You have seen me; you looked into my eyes. I thought, for a moment, that there was recognition, a dim light in a sea of darkness. I thought it was the North Star shining down on me, or the hand of God reminding me that hope still exists.
But it doesn't.
The stars themselves are dead. We see them as ghosts. It is in memory that we save them. I hope to be a star; to be remembered after my body finally gives. I think it would be beautiful.
I often wonder if you will return. I spend long nights, invisible, waiting for your gaze. The sea passes over me; businessmen and women; somebody's father; a loving couple. My stomach turns. Is it not one of the greatest cruelties of desire that, forgotten and cast aside, repressed and hidden, it turns sour? Fulfilled, we drink the milk of the gods, but lacking, we are covered in the rancid waste that falls after the gods of this world.
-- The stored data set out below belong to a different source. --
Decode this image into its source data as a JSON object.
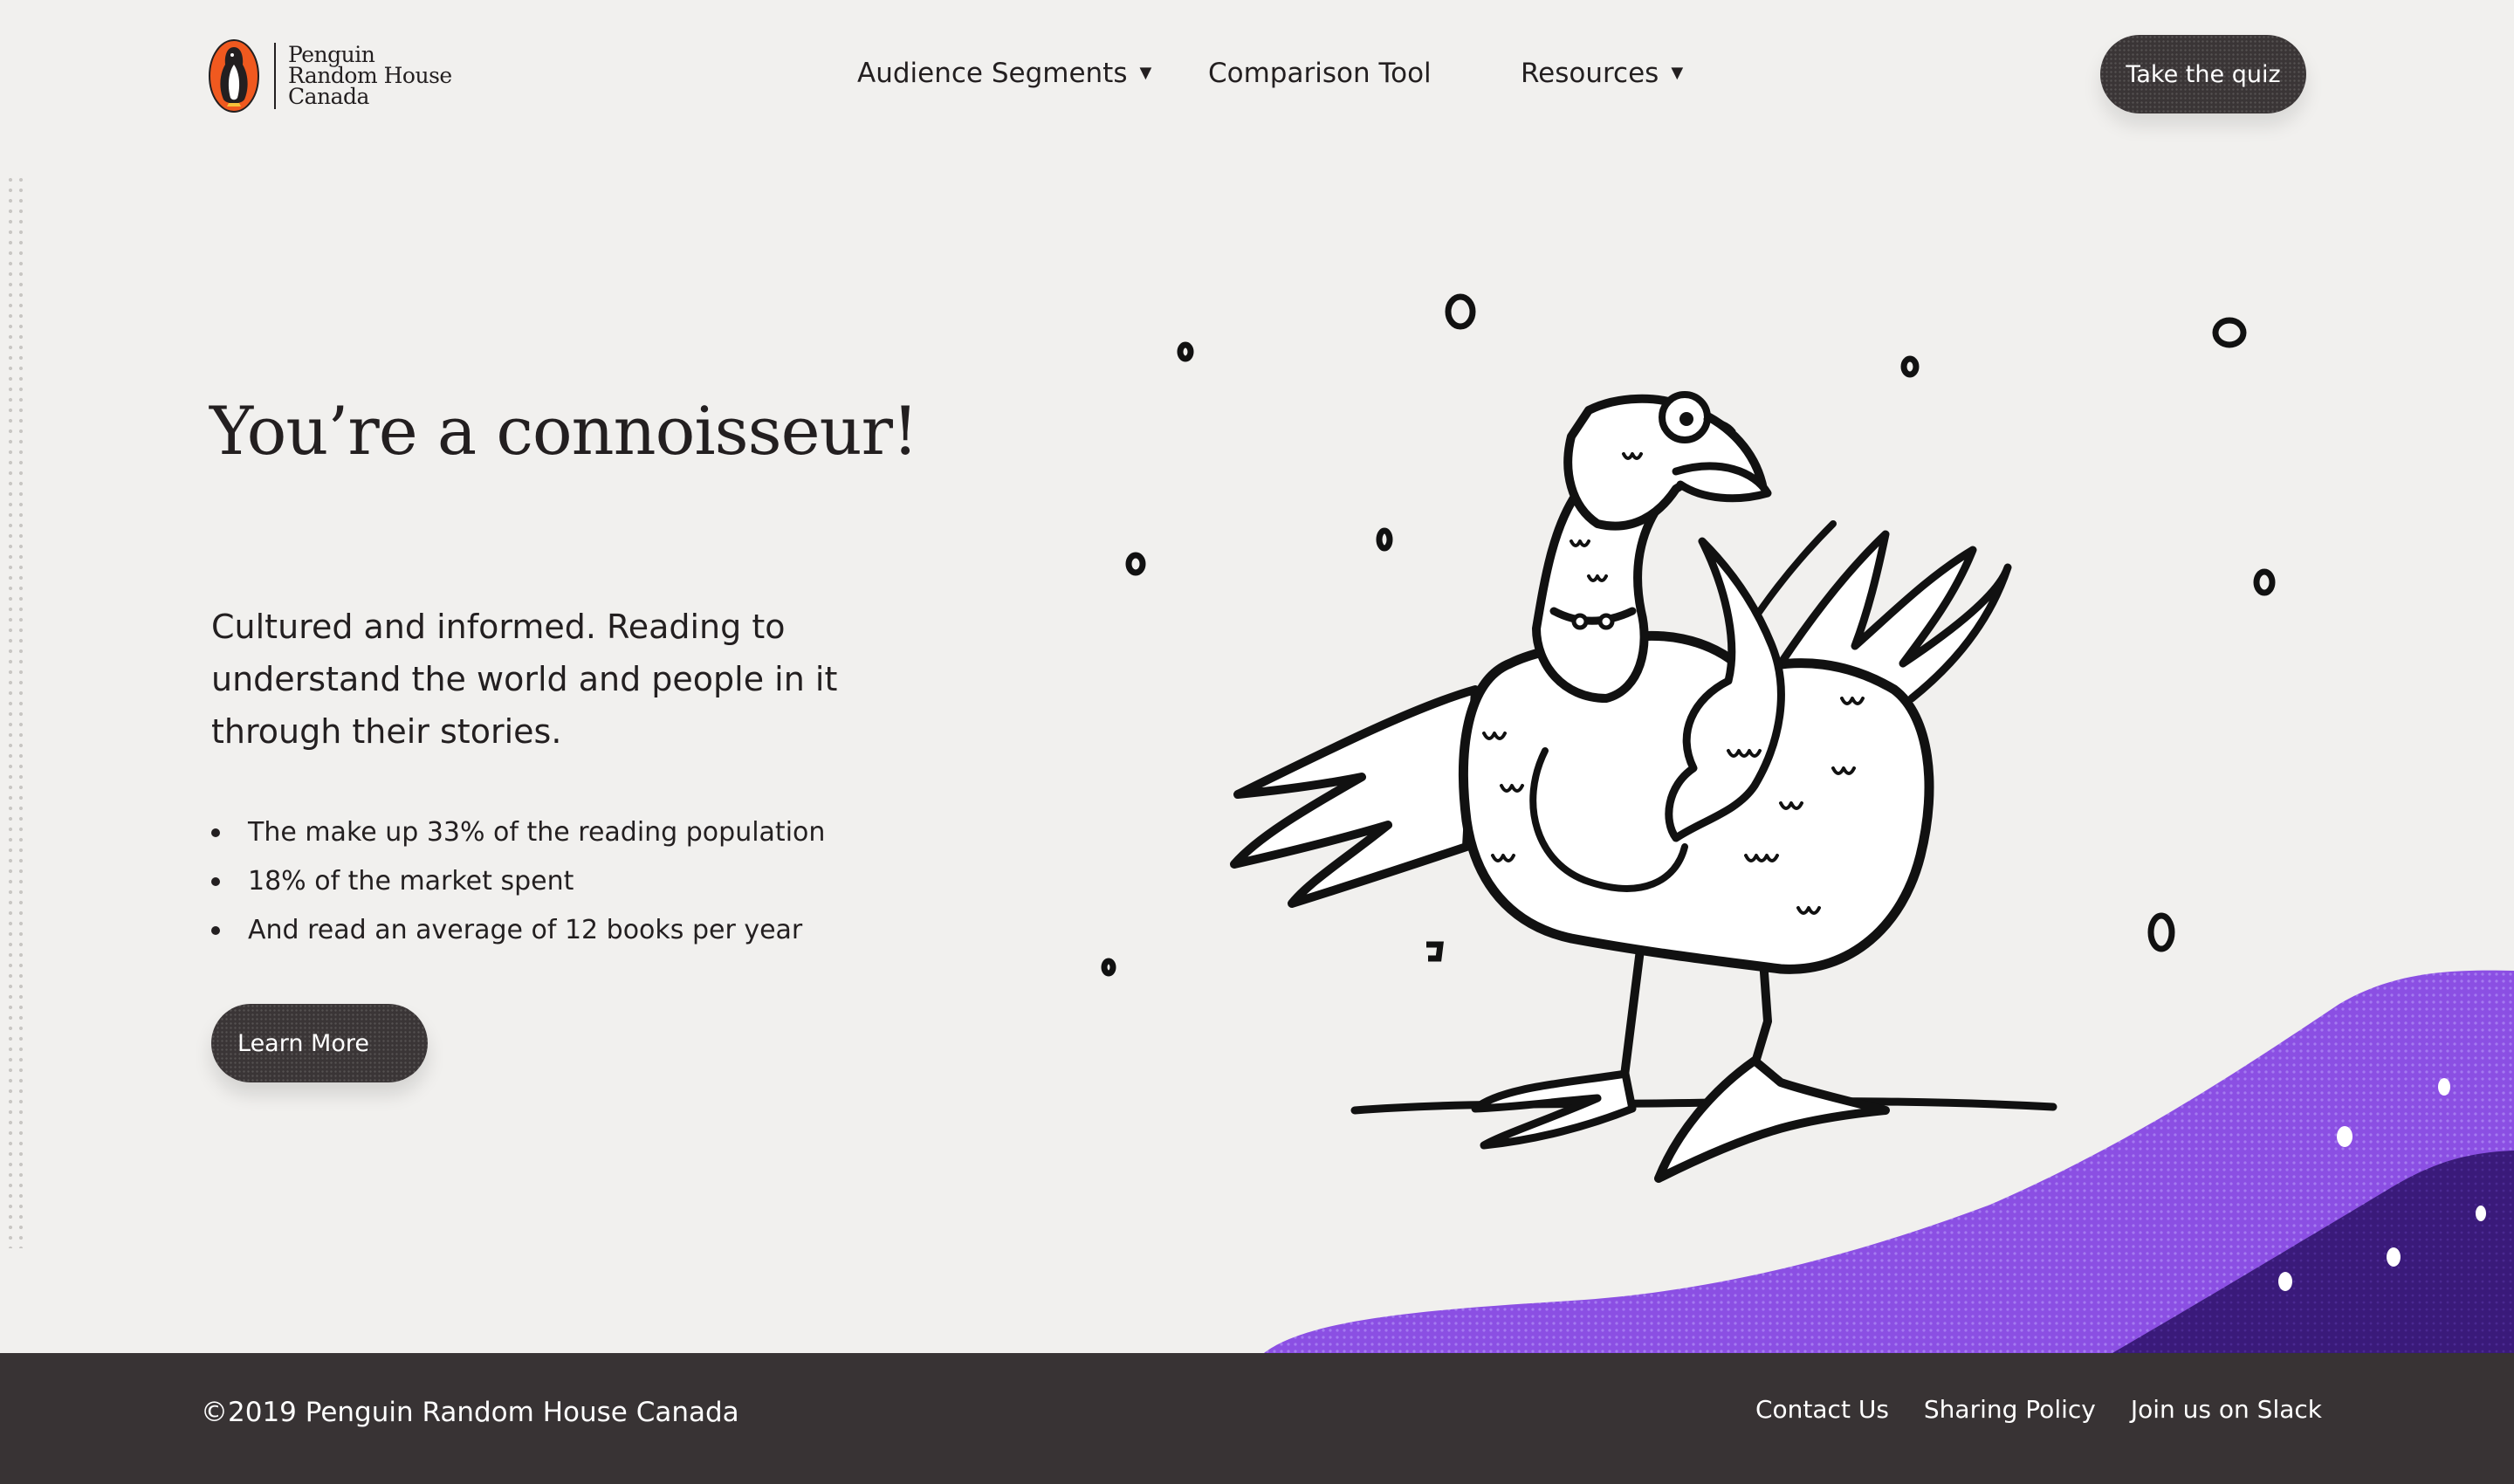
{
  "brand": {
    "line1": "Penguin",
    "line2": "Random House",
    "line3": "Canada",
    "logo_color": "#f0591f"
  },
  "nav": {
    "items": [
      {
        "label": "Audience Segments",
        "dropdown": true
      },
      {
        "label": "Comparison Tool",
        "dropdown": false
      },
      {
        "label": "Resources",
        "dropdown": true
      }
    ],
    "caret": "▼",
    "cta_label": "Take the quiz"
  },
  "hero": {
    "title": "You’re a connoisseur!",
    "description": "Cultured and informed. Reading to understand the world and people in it through their stories.",
    "stats": [
      "The make up 33% of the reading population",
      "18% of the market spent",
      "And read an average of 12 books per year"
    ],
    "button_label": "Learn More"
  },
  "illustration": {
    "subject": "bird-with-monocle",
    "accent_color": "#8b4fe3",
    "accent_dark": "#3a1a7a"
  },
  "footer": {
    "copyright": "©2019 Penguin Random House Canada",
    "links": [
      "Contact Us",
      "Sharing Policy",
      "Join us on Slack"
    ]
  }
}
The mice and wicked feed on recycled dreams and fantasies. It is all we have. Entropy itself ensures that the scraps we scavenge will be dirty, soiled-- destroyed.
You turned away in disgust. I saw that too. But to turn away, you left me with hope.
I write these words as my body fails. It is my only hope that you make me a star by reading these words. This is my epitaph. This is the whole of my law.
Thus ends the epitaph of the servant of forgotten gods.